突然、甲高い音が聞こえる。まるで、ジェット機が飛んでいるような音だ。
男は空を見上げる。
2機の戦闘機が頭の上で弧を描いていた。
「何だ?普通の戦闘機じゃないな・・・」
黒と白のシルエットが空に浮いていた。
『君!!何でそんなところにいるの!?』
白の戦闘機から声が聞こえた。声から推測すると男らしい。
『早く降りて!!』
「いったい何だって言うんだ?」
そう言いながらも、白い戦闘機の命令に従って巨人の頭から地上に降りる。
『誘導するからそこまで来てくれないかな?』
従うしかないと観念したのか、
「わかったよ!!」
可能な限りの大声で白い戦闘機に返事を返した。
『O.K。じゃあついて来て』
「あ、あれで聞こえたのか?」
もちろん聞こえてはいない。

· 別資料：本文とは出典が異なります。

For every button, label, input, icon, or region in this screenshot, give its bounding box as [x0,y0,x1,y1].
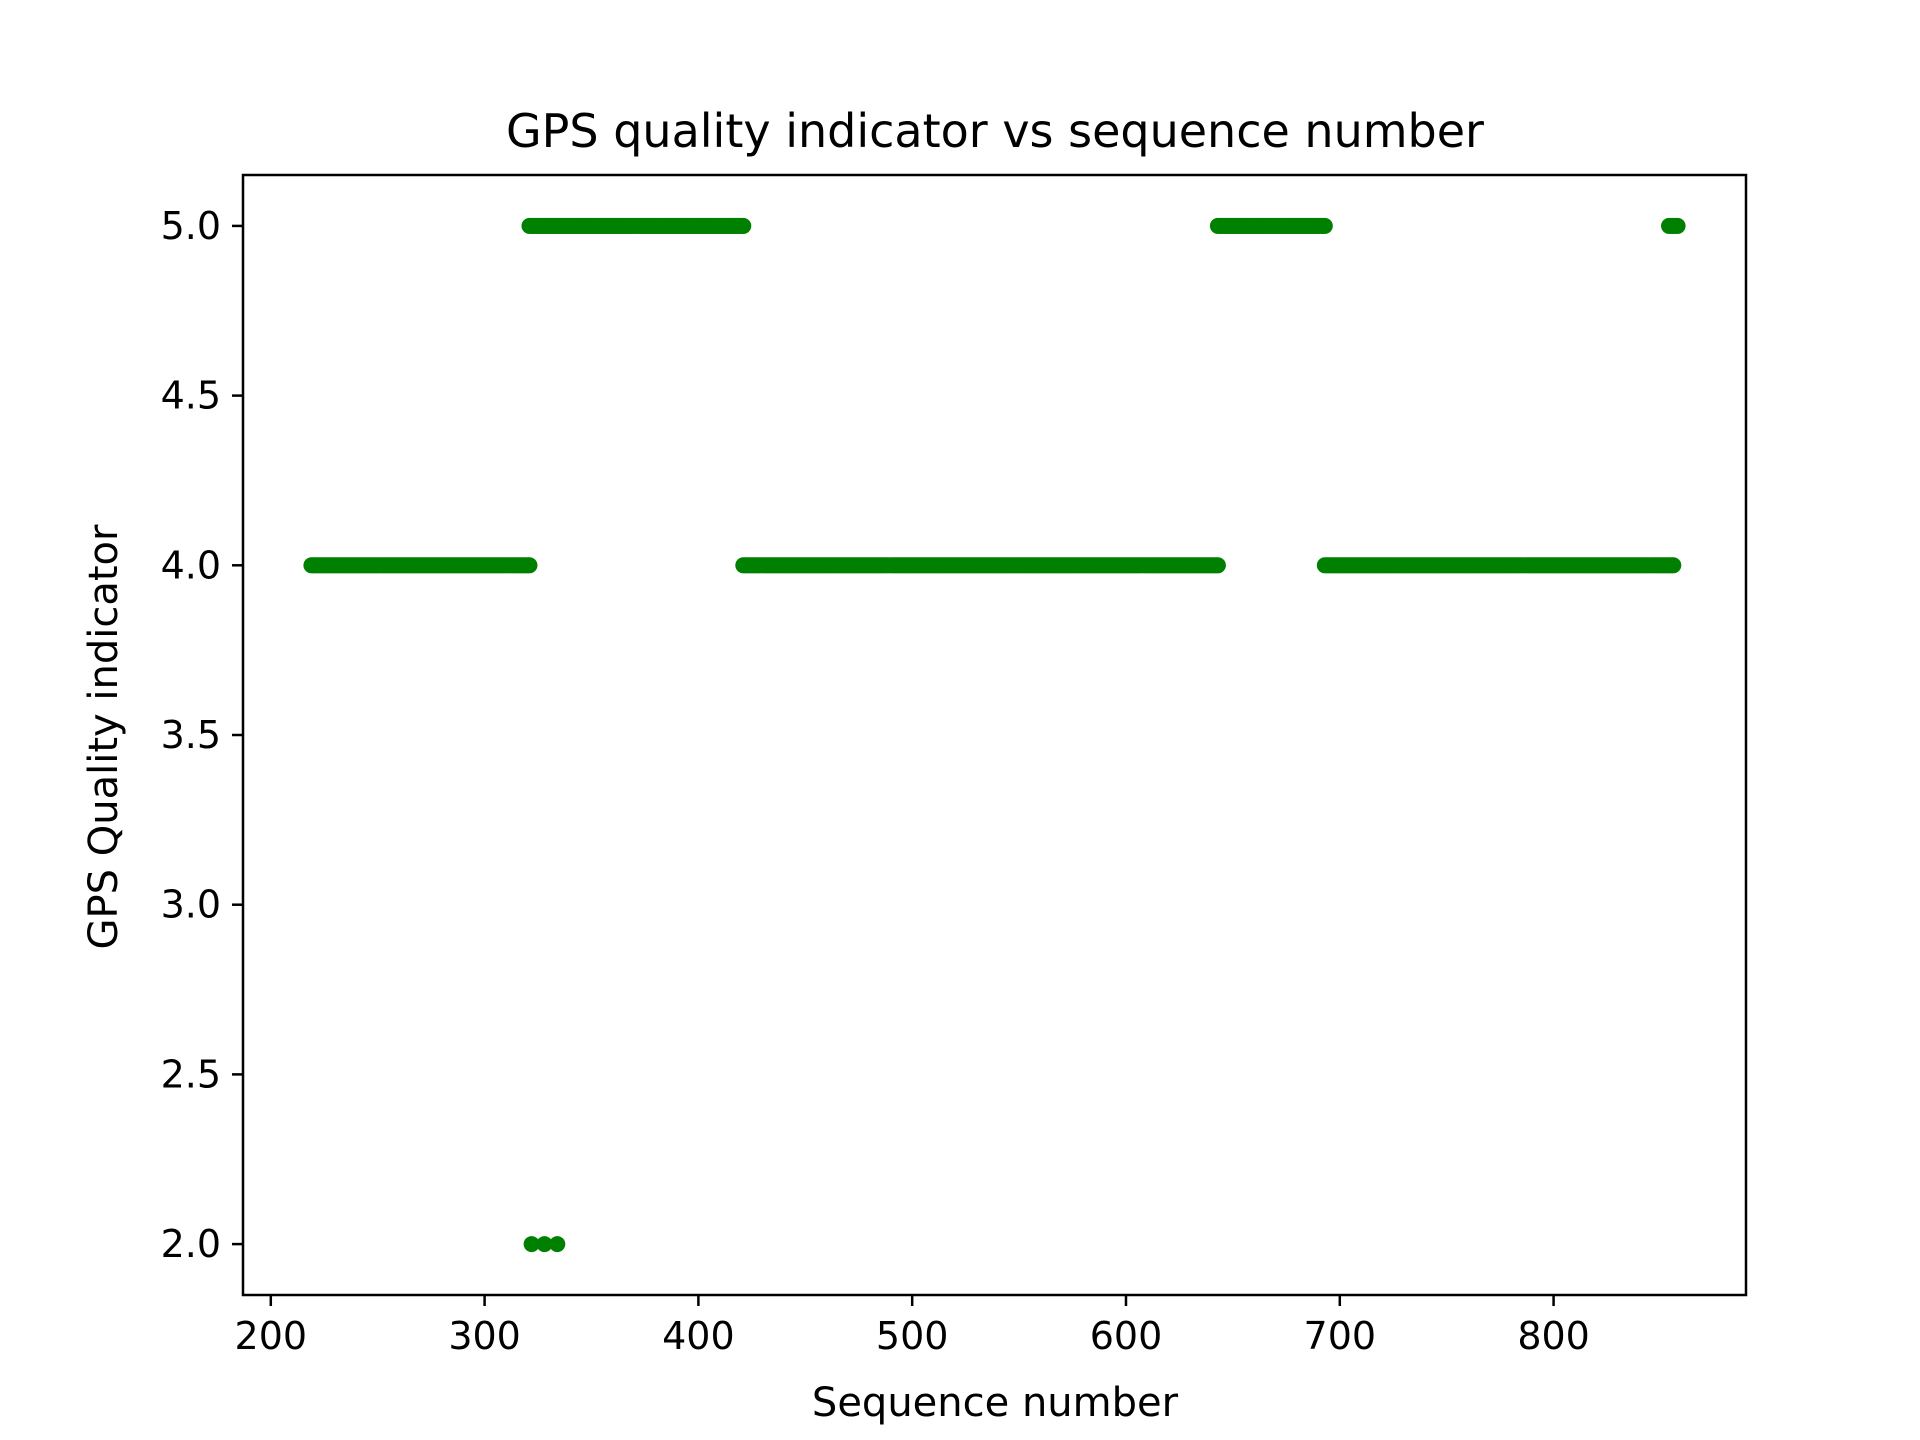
data-point [549,1236,566,1253]
data-point [523,1236,540,1253]
data-point [1665,557,1682,574]
y-tick-label: 4.5 [161,374,221,418]
data-point [1316,217,1333,234]
y-ticks: 2.0 2.5 3.0 3.5 4.0 4.5 5.0 [161,204,243,1266]
data-point [521,557,538,574]
x-ticks: 200 300 400 500 600 700 800 [235,1295,1590,1358]
data-point [1669,217,1686,234]
x-tick-label: 600 [1090,1314,1163,1358]
x-tick-label: 200 [235,1314,308,1358]
x-tick-label: 700 [1304,1314,1377,1358]
data-point [1209,557,1226,574]
x-tick-label: 500 [876,1314,949,1358]
y-tick-label: 2.0 [161,1222,221,1266]
chart-title: GPS quality indicator vs sequence number [506,104,1484,158]
x-tick-label: 300 [448,1314,521,1358]
x-tick-label: 800 [1517,1314,1590,1358]
plot-frame [241,173,1748,1297]
data-point [735,217,752,234]
y-tick-label: 3.0 [161,883,221,927]
x-tick-label: 400 [662,1314,735,1358]
y-tick-label: 4.0 [161,543,221,587]
y-tick-label: 2.5 [161,1052,221,1096]
y-axis-label: GPS Quality indicator [81,524,127,949]
data-point [536,1236,553,1253]
data-points [303,217,1686,1253]
y-tick-label: 3.5 [161,713,221,757]
y-tick-label: 5.0 [161,204,221,248]
x-axis-label: Sequence number [812,1380,1179,1426]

白い戦闘機のパイロットの判断だ。
追いかけて行く事10数分。元は何かの競技場だったのだろうか、広い空き地にたどり着いた。
2機の戦闘機もその空き地に着陸した。
白い戦闘機からパイロットが降りてくる。色の白い、青い髪の少年。男は一瞬見とれた。
「初めまして。少し聞きたい事があるんだけど?」
話しかけられ男は我に返る。
「あ、ああ。何だ?」
「君は何者だい?どうしてあんな所にいたんだ?」
「あいつをぶっ壊せたらって、思ったんだ。あのまま放って置くとなんか嫌な予感がして・・・壊せたらいう事ないだろ?街、これ以上壊されるのも癪だしな。この手で何かしたかったんだよ」
男は正直に答えていた。ただ、最初の質問には答えてなかったが。
「それは、わかるよ・・・君の名前は?」
「アキラ。長谷川明」
「アキラ・・・」
少年は少し悩んでいるようだ。
「アキラ、その黒い方に乗って!!」
もう1機へ乗るように少年が指図した。
「え゛っっ!!」
戸惑いの色が隠せない。
「早く!!」
「ちょっと待てよ!オレこんなの操縦できないぜ!」
「大丈夫。基本的に自動操縦だから」
実に大まかに説明している。
「お前!名前は!?」
聞いていない事に気づいたのか、あわてて尋ねた。
「シュッツェン・ヒルフェ。みんなはシュッツって呼ぶ」
白い方に乗り込もうとする。
「ちょっと待て、シュッツ!こいつの名前は?」
「フェアタイディゲン」
「フェア?」
その言葉に疑問を抱きつつ、黒い戦闘機に乗り込んだ。
0章での約束を全て果たしていません。ごめんなさい。
主人公はちゃんと出せたんですが、ほかのキャラクター紹介なんて1つも出来ていないです。博士なんてまったく出てないし・・・
主人公はアキラです。わかると思うけど、勘違いされたら痛いんで、ここで明記しときます。
何の襲撃か?なんてのがさっぱりわからないまま1章が終わってしまいました。
2章以降で明らかになります。
2章で博士が出せるのかもかなり微妙なんですか・・・
とりあえず、早い目のアップを目指します。